1. Start with a large piece of paper.
You can use legal paper or ~ 3 sq. ft of butcher/chart paper.
2. Draw the Earth. Use coloring utensils to trace a Earth in the center of the
paper. Be sure to leave space to draw around it. Color the Earth blue and
green to represent the continents and oceans.
3. Draw the troposphere, which is the first layer of the atmosphere. The
troposphere extends 16 km above Earth.
Use the following scale - 1mm=1km. Put a series of dots around Earth, 16 mm from the Earth’s surface.
Connect the dots and label it the troposphere. Color it yellow. Draw pictures to help indicate what happens in this layer. You can add airplanes, people, weather occurrences, bad ozone.
4. Draw the stratosphere, which is the second layer of the atmosphere. It
extends 16km-50km above the Earth’s surface.

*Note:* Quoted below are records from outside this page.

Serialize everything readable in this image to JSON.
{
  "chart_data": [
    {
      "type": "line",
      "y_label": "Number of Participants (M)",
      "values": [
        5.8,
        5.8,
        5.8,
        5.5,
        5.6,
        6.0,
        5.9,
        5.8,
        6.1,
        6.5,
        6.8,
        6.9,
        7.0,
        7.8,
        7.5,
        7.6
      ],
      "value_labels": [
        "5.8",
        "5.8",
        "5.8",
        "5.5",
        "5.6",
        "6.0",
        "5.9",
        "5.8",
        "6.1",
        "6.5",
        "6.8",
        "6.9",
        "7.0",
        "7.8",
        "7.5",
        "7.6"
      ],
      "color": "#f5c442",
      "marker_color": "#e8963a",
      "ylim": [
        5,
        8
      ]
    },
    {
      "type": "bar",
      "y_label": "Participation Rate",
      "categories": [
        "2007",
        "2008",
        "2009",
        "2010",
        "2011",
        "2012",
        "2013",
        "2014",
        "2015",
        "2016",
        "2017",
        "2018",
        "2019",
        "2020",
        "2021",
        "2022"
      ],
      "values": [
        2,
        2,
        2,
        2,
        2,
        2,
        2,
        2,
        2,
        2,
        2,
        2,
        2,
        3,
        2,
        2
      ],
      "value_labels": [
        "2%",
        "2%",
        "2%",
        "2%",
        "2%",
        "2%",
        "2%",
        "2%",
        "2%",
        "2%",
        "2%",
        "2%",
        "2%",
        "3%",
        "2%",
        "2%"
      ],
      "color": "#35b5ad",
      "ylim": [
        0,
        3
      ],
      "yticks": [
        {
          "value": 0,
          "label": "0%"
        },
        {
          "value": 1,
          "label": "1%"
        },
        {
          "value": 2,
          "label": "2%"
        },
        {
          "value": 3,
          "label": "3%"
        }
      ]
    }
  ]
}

Measure and draw a circle 50 mm from Earth’s surface. Be careful- do not
draw it starting from the troposphere, remember to start measuring from
Earth’s surface.
Connect the dots and label it stratosphere. Color it orange.
Draw pictures to help indicate what happens here. Jet streams occur here, which are fast moving currents of air between the 2 layers. This is also where the ozone layer is found, which absorbs ultraviolet radiation.
5. Draw the mesosphere, which extends 50km-90km from the Earth’s surface.
Measure and draw a circle 90 mm from the Earth’s surface.
Label this layer mesosphere. Color it red.
Draw pictures to help show characteristics. It is the coldest layer of the atmosphere. Radio waves are reflected to Earth and meteors burn up in this layer.
6. Label the ozone. The ozone is not a main layer of the atmosphere, but plays
an important role in how it works.
The ozone is between the stratosphere and the mesosphere. Its symbol is O3 because it is made of three oxygen atoms.
Color a thin, blue line to represent the ozone. Make a small section of the line dotted (----) to represent the “hole” in the ozone layer.
7. Draw the thermosphere. This is the fourth layer of the atmosphere. It extends
90km-300km from the Earth’s surface.
Label it the thermosphere and color it green.
Draw pictures to help show characteristics. The thermosphere is very hot and contains light “shows” called auroras.
8. Beyond the thermosphere is the exosphere. It extends 300km-> 600 km.
Color this gray and label it exosphere.
When meteoroids enter Earth’s atmosphere, they enter through the thermosphere, which is extremely hot. Because of the heat, most meteoroids burn up. Draw and label a meteor entering Earth’s atmosphere.
Grading Rubric
Category
|
Well Done
(20 points)
|
Meets
Expectations
(15 points)
|
Needs
Work
(10 points)
|
Area of
Concern
(5 points)
| Measurement |
All layers are
accurately measured.
|
Three or more layers have accurate measurement.
|
Two of the layers have accurate measurement.
|
One or less of the layers are accurately measured.
| Color Coding |
All layers are color coded correctly.
|
Three or more layers are color coded correctly.
|
Two of the layers are color coded correctly.
|
One or less of the layers are color coded correctly.
| Labels |
All layers are correctly labeled.
|
Five layers are correctly labeled.
|
Three layers are correctly labeled.
|
Two or less layers are correctly labeled.
|
Symbols
|
All symbols or drawings are accurate placed.
|
Five symbols or drawings are accurately placed.
|
Three symbols or drawings are accurately placed.
|
Two or less symbols or drawings are accurately placed.
|
Neatness
|
The drawing is neat. There are no eraser marks or redrawn lines visible. The student name is on the back.
|
The drawing is neat. There are a few eraser marks or redrawn lines. Student’s name is on the back.
|
There is visible evidence of several mistakes. The paper is wrinkled and or ripped. Student’s name is not on back or is missing.
|
The drawing looks like it has been in your backpack for a month. There is visible evidence of many mistakes. Student’s name is missing or not on back.